Je consomme beaucoup italien, y compris des nourritures de l’esprit. En effet, comme l’écrit Corrado Augias dans son petit opus « L’Italie expliquée aux français » café Voltaire chez Flammarion j’aime « ce pays d’excellence pour la mode, le design, l’architecture, la musique, certains sports, la cuisine, le vin, et une qualité de vie qui reste bonne, malgré tout. » Bien sûr reste le pourquoi de la longévité de Berlusconi mais ça c’est le sujet du livre d’Augias.
Dans son dernier chapitre, Corrado Augias évoque la transformation de la façon de faire de la politique qui se fait maintenant à l’échelle planétaire. « les formes typiques de la démocratie de masse du XXe siècle sont révolues et il existe aujourd’hui un despotisme plus insidieux que celui des grandes idéologies totalitaires du siècle dernier. Il s’agit de formes nouvelles, qu’Alexis de Tocqueville avait déjà repérées, dans De la démocratie en Amérique, les qualifiant de « despotisme doux »
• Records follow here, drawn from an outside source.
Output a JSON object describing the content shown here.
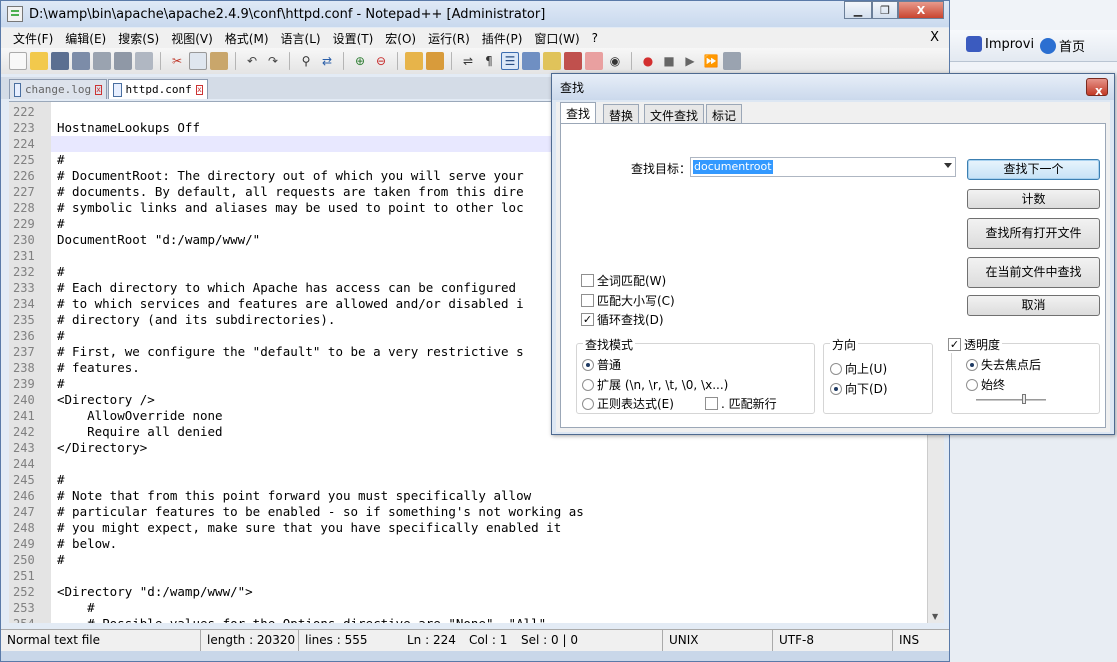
{
  "window": {
    "title": "D:\\wamp\\bin\\apache\\apache2.4.9\\conf\\httpd.conf - Notepad++ [Administrator]",
    "min_label": "▭",
    "max_label": "□",
    "close_label": "X"
  },
  "menu": [
    "文件(F)",
    "编辑(E)",
    "搜索(S)",
    "视图(V)",
    "格式(M)",
    "语言(L)",
    "设置(T)",
    "宏(O)",
    "运行(R)",
    "插件(P)",
    "窗口(W)",
    "?"
  ],
  "menu_close": "X",
  "tabs": [
    {
      "label": "change.log"
    },
    {
      "label": "httpd.conf"
    }
  ],
  "editor": {
    "lines": [
      {
        "n": "222",
        "t": ""
      },
      {
        "n": "223",
        "t": "HostnameLookups Off"
      },
      {
        "n": "224",
        "t": ""
      },
      {
        "n": "225",
        "t": "#"
      },
      {
        "n": "226",
        "t": "# DocumentRoot: The directory out of which you will serve your"
      },
      {
        "n": "227",
        "t": "# documents. By default, all requests are taken from this dire"
      },
      {
        "n": "228",
        "t": "# symbolic links and aliases may be used to point to other loc"
      },
      {
        "n": "229",
        "t": "#"
      },
      {
        "n": "230",
        "t": "DocumentRoot \"d:/wamp/www/\""
      },
      {
        "n": "231",
        "t": ""
      },
      {
        "n": "232",
        "t": "#"
      },
      {
        "n": "233",
        "t": "# Each directory to which Apache has access can be configured"
      },
      {
        "n": "234",
        "t": "# to which services and features are allowed and/or disabled i"
      },
      {
        "n": "235",
        "t": "# directory (and its subdirectories)."
      },
      {
        "n": "236",
        "t": "#"
      },
      {
        "n": "237",
        "t": "# First, we configure the \"default\" to be a very restrictive s"
      },
      {
        "n": "238",
        "t": "# features."
      },
      {
        "n": "239",
        "t": "#"
      },
      {
        "n": "240",
        "t": "<Directory />"
      },
      {
        "n": "241",
        "t": "    AllowOverride none"
      },
      {
        "n": "242",
        "t": "    Require all denied"
      },
      {
        "n": "243",
        "t": "</Directory>"
      },
      {
        "n": "244",
        "t": ""
      },
      {
        "n": "245",
        "t": "#"
      },
      {
        "n": "246",
        "t": "# Note that from this point forward you must specifically allow"
      },
      {
        "n": "247",
        "t": "# particular features to be enabled - so if something's not working as"
      },
      {
        "n": "248",
        "t": "# you might expect, make sure that you have specifically enabled it"
      },
      {
        "n": "249",
        "t": "# below."
      },
      {
        "n": "250",
        "t": "#"
      },
      {
        "n": "251",
        "t": ""
      },
      {
        "n": "252",
        "t": "<Directory \"d:/wamp/www/\">"
      },
      {
        "n": "253",
        "t": "    #"
      },
      {
        "n": "254",
        "t": "    # Possible values for the Options directive are \"None\", \"All\""
      }
    ]
  },
  "status": {
    "type": "Normal text file",
    "length": "length : 20320",
    "lines": "lines : 555",
    "ln": "Ln : 224",
    "col": "Col : 1",
    "sel": "Sel : 0 | 0",
    "eol": "UNIX",
    "encoding": "UTF-8",
    "mode": "INS"
  },
  "browser": {
    "fav1": "Improvi",
    "fav2": "首页"
  },
  "find_dialog": {
    "title": "查找",
    "close_label": "x",
    "tabs": [
      "查找",
      "替换",
      "文件查找",
      "标记"
    ],
    "target_label": "查找目标：",
    "target_value": "documentroot",
    "buttons": {
      "find_next": "查找下一个",
      "count": "计数",
      "find_all_open": "查找所有打开文件",
      "find_current": "在当前文件中查找",
      "cancel": "取消"
    },
    "checks": {
      "whole_word": "全词匹配(W)",
      "match_case": "匹配大小写(C)",
      "wrap": "循环查找(D)"
    },
    "search_mode": {
      "title": "查找模式",
      "normal": "普通",
      "extended": "扩展 (\\n, \\r, \\t, \\0, \\x...)",
      "regex": "正则表达式(E)",
      "dot_newline": ". 匹配新行"
    },
    "direction": {
      "title": "方向",
      "up": "向上(U)",
      "down": "向下(D)"
    },
    "transparency": {
      "title": "透明度",
      "on_lose_focus": "失去焦点后",
      "always": "始终"
    }
  },
  "colors": {
    "accent": "#3399ff",
    "current_line": "#e8e8ff"
  }
}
Ne fuyez pas jeunes pousses de la blogosphère, lire Tocqueville ne relève pas de la ringardise mais de la calcification de votre colonne vertébrale. L’actualité de son propos est proprement stupéfiante et même si vous n’en tirez pas la substantifique moelle pour être des citoyens plus conscients j’espère qu’il vous fera un peu prendre conscience que le fun ne peut pas tenir lieu de seul principe de vie.
« Je veux imaginer sous quels traits nouveaux le despotisme pourrait se produire dans le monde : je vois une foule innombrables d’hommes semblables et égaux qui tourner et sans repos sur eux-mêmes pour se procurer de petits et vulgaires plaisirs, dont ils emplissent leur âme. Chacun d’eux, retiré à l’écart, est comme étranger à la destinée de tous les autres : ses enfants et ses amis particuliers forment pour lui toute l’espèce humaine ; quant au demeurant se ses concitoyens, il est à côté d’eux, mais il ne les voit pas ; il les touche mais ne les sent point ; il n’existe qu’en lui-même et pour lui seul, et s’il lui reste encore une famille, on peut dire du moins qu’il n’a plus de patrie. »
Tocqueville, de la Démocratie en Amérique (vol. II, 4e partie, ch.VI), Folio, 1993, p.434.
« Pour s’imposer, ce despotisme n’a besoin ni d’un coup d’État ni d’une police secrète qui frappe à la porte à 4 heures du matin. Le despotisme doux est composé à la fois de bienveillance, de complaisance, de séduction, de la diffusion d’informations fausses ou tronquées, de charisme de la part de celui qui veut l’imposer et d’une « passivité » substantielle des citoyens. Dans la société contemporaine fondée sur la force des médias et des images, ce despotisme se présente comme une mixture meurtrière où tout se mélange : « Publicité, produit, marketing, crédit facilité à la petite consommation, désir de fun et d’évasion, espoir de rester jeunes longtemps et de profiter longtemps de la vie sexuelle, une vague aspiration à une vie abondante et désinvolte, un voile de spiritualité religieuse et de pathos… »
Ces lignes sont tirées du livre Il Mostro mite (Le Monstre doux), de Raffaele Simone, un vaillant linguiste qui s’est également occupé de problèmes sociaux. »
Oui comme Corrado Augias je pense que la nouvelle élite mondialisée « est dominée par ce modèle » qui cache sa violence sous une fausse légèreté, une cosmétique chatoyante, une décontraction hautaine avec pour solde de tout compte des engagements soft dans le biseness de la charité ou les leurres des ONG. Même le mouvement des « indignés » participent à ce recul de la citoyenneté. Tout ça nous amène loin du vin m’objecteront certains ? Moi je n’en suis pas si sûr car sur l’espace où je chronique j’ai très souvent le sentiment de côtoyer parfois des gentils petits avides courtisés par des hommes-liges qui, comme l’écrivait Tocqueville, tournent sans repos sur eux-mêmes, étrangers à la destinée de tous les autres.